Dimensional Collapse in Optimal Uncertainty Quantification
Author:Lan Huong Nguyen
- Houman Owhadi, Professor of Applied & Computational Mathematics and Control & Dynamical Systems, California Institute of Technology
- Tim Sullivan, Assistant Professor of Mathematics, University of Warwick, UK
In science and engineering, numerical modeling and experimental data help in studying various large-scale complex systems. Unfortunately, both of these involve uncertainty. In a lot of cases, the response function is non-deterministic and the information on inputs and response functions incomplete.

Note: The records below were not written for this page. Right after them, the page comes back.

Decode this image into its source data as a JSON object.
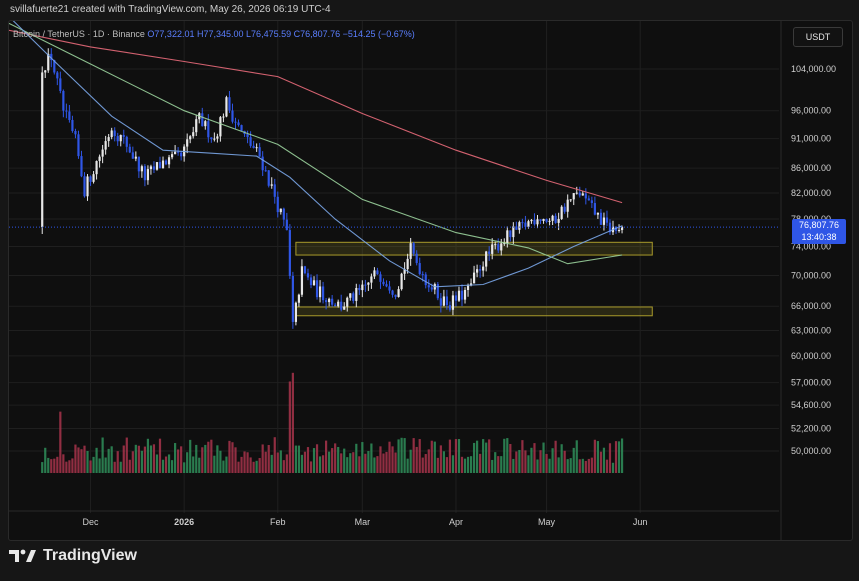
{
  "header": {
    "caption": "svillafuerte21 created with TradingView.com, May 26, 2026 06:19 UTC-4"
  },
  "legend": {
    "symbol": "Bitcoin / TetherUS · 1D · Binance",
    "open": "O77,322.01",
    "high": "H77,345.00",
    "low": "L76,475.59",
    "close": "C76,807.76",
    "change": "−514.25 (−0.67%)"
  },
  "currency_button": "USDT",
  "price_tag": {
    "price": "76,807.76",
    "countdown": "13:40:38"
  },
  "brand": {
    "name": "TradingView"
  },
  "colors": {
    "up": "#e8e8e8",
    "down": "#2f56e6",
    "vol_up": "#2f8f5b",
    "vol_down": "#a8344b",
    "ma_red": "#e86a7a",
    "ma_green": "#9ad29c",
    "ma_blue": "#7aa6e8",
    "zone": "#a89a2a"
  },
  "chart_data": {
    "type": "candlestick",
    "y_scale": "log",
    "ylim": [
      47500,
      118000
    ],
    "y_ticks": [
      "104,000.00",
      "96,000.00",
      "91,000.00",
      "86,000.00",
      "82,000.00",
      "78,000.00",
      "74,000.00",
      "70,000.00",
      "66,000.00",
      "63,000.00",
      "60,000.00",
      "57,000.00",
      "54,600.00",
      "52,200.00",
      "50,000.00"
    ],
    "x_ticks": [
      "Dec",
      "2026",
      "Feb",
      "Mar",
      "Apr",
      "May",
      "Jun"
    ],
    "close_path": [
      {
        "d": "2025-11-15",
        "p": 104500
      },
      {
        "d": "2025-11-18",
        "p": 106500
      },
      {
        "d": "2025-11-22",
        "p": 96000
      },
      {
        "d": "2025-11-26",
        "p": 90500
      },
      {
        "d": "2025-11-29",
        "p": 82500
      },
      {
        "d": "2025-12-03",
        "p": 87000
      },
      {
        "d": "2025-12-08",
        "p": 93000
      },
      {
        "d": "2025-12-13",
        "p": 90000
      },
      {
        "d": "2025-12-19",
        "p": 84500
      },
      {
        "d": "2025-12-25",
        "p": 87000
      },
      {
        "d": "2025-12-31",
        "p": 87800
      },
      {
        "d": "2026-01-06",
        "p": 94500
      },
      {
        "d": "2026-01-11",
        "p": 91000
      },
      {
        "d": "2026-01-15",
        "p": 97500
      },
      {
        "d": "2026-01-20",
        "p": 92000
      },
      {
        "d": "2026-01-26",
        "p": 88000
      },
      {
        "d": "2026-01-31",
        "p": 81500
      },
      {
        "d": "2026-02-04",
        "p": 76000
      },
      {
        "d": "2026-02-06",
        "p": 63500
      },
      {
        "d": "2026-02-09",
        "p": 70500
      },
      {
        "d": "2026-02-14",
        "p": 68000
      },
      {
        "d": "2026-02-22",
        "p": 66000
      },
      {
        "d": "2026-03-01",
        "p": 68000
      },
      {
        "d": "2026-03-06",
        "p": 70500
      },
      {
        "d": "2026-03-12",
        "p": 68000
      },
      {
        "d": "2026-03-17",
        "p": 73500
      },
      {
        "d": "2026-03-22",
        "p": 69500
      },
      {
        "d": "2026-03-27",
        "p": 67000
      },
      {
        "d": "2026-03-30",
        "p": 66300
      },
      {
        "d": "2026-04-05",
        "p": 68000
      },
      {
        "d": "2026-04-10",
        "p": 72000
      },
      {
        "d": "2026-04-16",
        "p": 74800
      },
      {
        "d": "2026-04-22",
        "p": 76500
      },
      {
        "d": "2026-04-28",
        "p": 78500
      },
      {
        "d": "2026-05-03",
        "p": 77500
      },
      {
        "d": "2026-05-08",
        "p": 80500
      },
      {
        "d": "2026-05-12",
        "p": 82000
      },
      {
        "d": "2026-05-16",
        "p": 79500
      },
      {
        "d": "2026-05-21",
        "p": 76800
      },
      {
        "d": "2026-05-24",
        "p": 76300
      },
      {
        "d": "2026-05-26",
        "p": 76807.76
      }
    ],
    "moving_averages": [
      {
        "color_key": "ma_red",
        "points": [
          {
            "d": "2025-11-04",
            "p": 112000
          },
          {
            "d": "2025-12-01",
            "p": 108500
          },
          {
            "d": "2026-01-01",
            "p": 105500
          },
          {
            "d": "2026-02-01",
            "p": 102500
          },
          {
            "d": "2026-03-01",
            "p": 95500
          },
          {
            "d": "2026-04-01",
            "p": 89000
          },
          {
            "d": "2026-05-01",
            "p": 84000
          },
          {
            "d": "2026-05-26",
            "p": 80500
          }
        ]
      },
      {
        "color_key": "ma_green",
        "points": [
          {
            "d": "2025-11-04",
            "p": 113500
          },
          {
            "d": "2025-12-01",
            "p": 105000
          },
          {
            "d": "2026-01-01",
            "p": 96000
          },
          {
            "d": "2026-02-01",
            "p": 90000
          },
          {
            "d": "2026-03-01",
            "p": 81000
          },
          {
            "d": "2026-04-01",
            "p": 76000
          },
          {
            "d": "2026-04-25",
            "p": 73800
          },
          {
            "d": "2026-05-08",
            "p": 71600
          },
          {
            "d": "2026-05-26",
            "p": 72800
          }
        ]
      },
      {
        "color_key": "ma_blue",
        "points": [
          {
            "d": "2025-11-04",
            "p": 115000
          },
          {
            "d": "2025-11-20",
            "p": 105000
          },
          {
            "d": "2025-12-08",
            "p": 95000
          },
          {
            "d": "2025-12-25",
            "p": 89000
          },
          {
            "d": "2026-01-10",
            "p": 88500
          },
          {
            "d": "2026-01-25",
            "p": 88000
          },
          {
            "d": "2026-02-05",
            "p": 84500
          },
          {
            "d": "2026-02-20",
            "p": 78000
          },
          {
            "d": "2026-03-10",
            "p": 72000
          },
          {
            "d": "2026-03-25",
            "p": 68500
          },
          {
            "d": "2026-04-10",
            "p": 68800
          },
          {
            "d": "2026-04-25",
            "p": 71000
          },
          {
            "d": "2026-05-10",
            "p": 74000
          },
          {
            "d": "2026-05-26",
            "p": 77000
          }
        ]
      }
    ],
    "zones": [
      {
        "from": "2026-02-07",
        "to": "2026-06-05",
        "low": 72800,
        "high": 74600
      },
      {
        "from": "2026-02-07",
        "to": "2026-06-05",
        "low": 64800,
        "high": 65900
      }
    ],
    "current_price": 76807.76
  }
}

For these systems Uncertainty Quantification (UQ) might seem computationally intractable. Optimal Uncertainty Quantification (OUQ) framework poses the UQ problems as optimization problems over infinite-dimensional spaces of probability measures on inputs and response functions. Finite-dimensional reduction theorems of Owhadi et al. show that computing sharp bounds on output uncertainties is possible. Working within the Mystic computational optimization framework, which facilitates solving OUQ problems, we exploit the numerical phenomenon of `dimensional collapse', where the optimization parameters (discrete probability measures) collapse to a lower-dimensional object. `Dimensional collapse' highly reduces dimension of the search space, and hence decreases the computational burden. We implement a code for detecting the collapse and applying corresponding changes to the optimizer by having optimizers generate (a) metadata that describes the collapse phenomena, and (b) `live code' that will alter the execution of the optimization to reflect the collapse.